Media dispute 'reconciliation' between official, stewardess

By staff reporters Source:Global Times Published: 2012-9-3 1:50:03

The dispute between a flight attendant and a local government official that has sparked public ire took a new twist at the weekend as the Xinhua News Agency openly challenged the results of an investigation report offered up by the local government in Guangdong.

"Have you really conducted a comprehensive and objective investigation? Is what you found really what you published in the report?" Xinhua's Guangdong bureau asked on its Sina Weibo account on Sunday, a rare move by official media.

This began after a flight attendant for China Southern Airlines posted on her Weibo saying that a couple had beaten her last Wednesday over a luggage dispute on a flight from Hefei, Anhui Province to Guangzhou, Guangdong Province. She posted pictures showing bruises on her arm and neck and of her torn uniform.

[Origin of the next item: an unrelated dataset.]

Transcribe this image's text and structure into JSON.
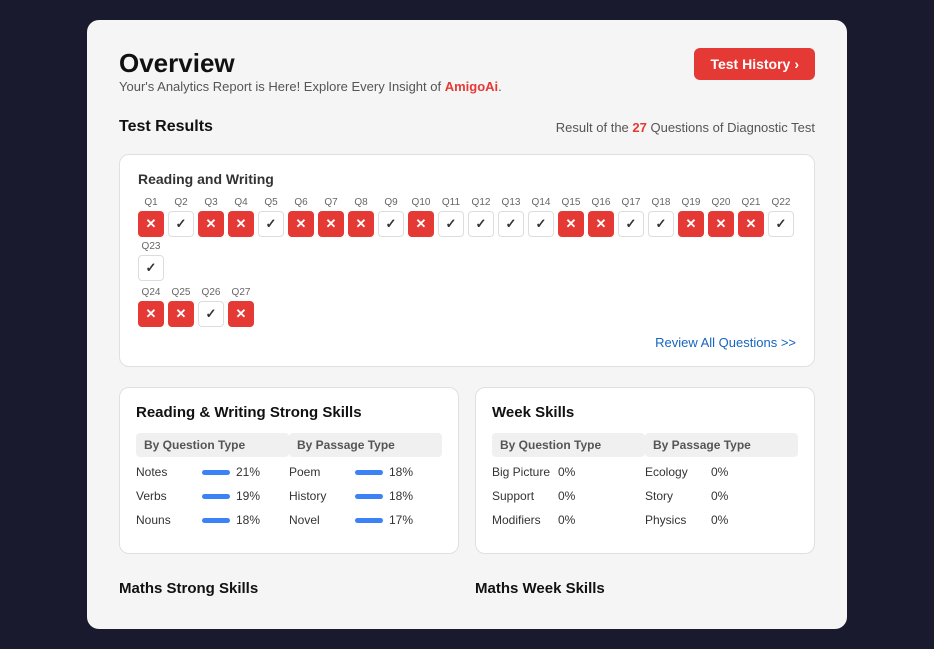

According to her Weibo posts, the conflict flared up when she asked Fang Daguo and his wife to move their luggage, which they had placed in the middle of the aisle before takeoff. Instead, the couple demanded she move flight equipment fixed in the overhead lockers to make room for their suitcase.

Following a huge public outcry targeting Fang, a political commissar for the Yuexiu District Armed Forces Department in Guangzhou, the district government promptly made a statement Friday night saying that Fang had not beaten the attendant. It added that Fang's wife had ripped the stewardess' uniform and that the two parties had reached reconciliation after the couple apologized to the attendant.

However, the public did not seem to accept concluding the public event with private settlement. Many refused to believe the official account of the incident, and demanded Fang be held responsible. Some even speculated that the unnamed flight attendant was silenced under pressure.

Xinhua joined the questioning on Saturday with a different version of the story, citing eyewitness accounts from two other passengers on the same plane.

According to Princelione Doubane, a student from the Central African Republic who sat near the couple on the flight, Fang and his wife boarded late, and smelled strongly of alcohol. Fang began shouting at the attendant after the couple refused to move their luggage. Fang then grabbed the woman's arm as she moved through the cabin, Doubane said.

Fang's wife then hurt her own arm during the conflict and intended to make it seem as if she had been attacked, Doubane told Xinhua.

Another passenger, Zhuang Shenzhi, said he heard a flight attendant cry and say she had been hit with luggage by a passenger.

Web users applauded the courage of a foreign citizen in stepping up and telling the truth, and called for more witnesses to do the same.

China Southern has remained silent since the incident and calls by the Global Times went unanswered.

A colleague of the flight attendant who insisted on anonymity told the Global Times on Sunday that negotiations are underway between China Southern and Fang, but that no result has been revealed yet.

Lu Yang, the chief steward on the flight denied on his Weibo that the  attendant involved had been fired.

Zhang Xin, an associate professor specializing in public policy and management with the Renmin University of China, said the doubts over the Yuexiu government report showed a lack of trust toward some local authorities due to their often self-contradictory information.

"The authorities should be honest with the public and openly expose the reliable information required," said Zhang.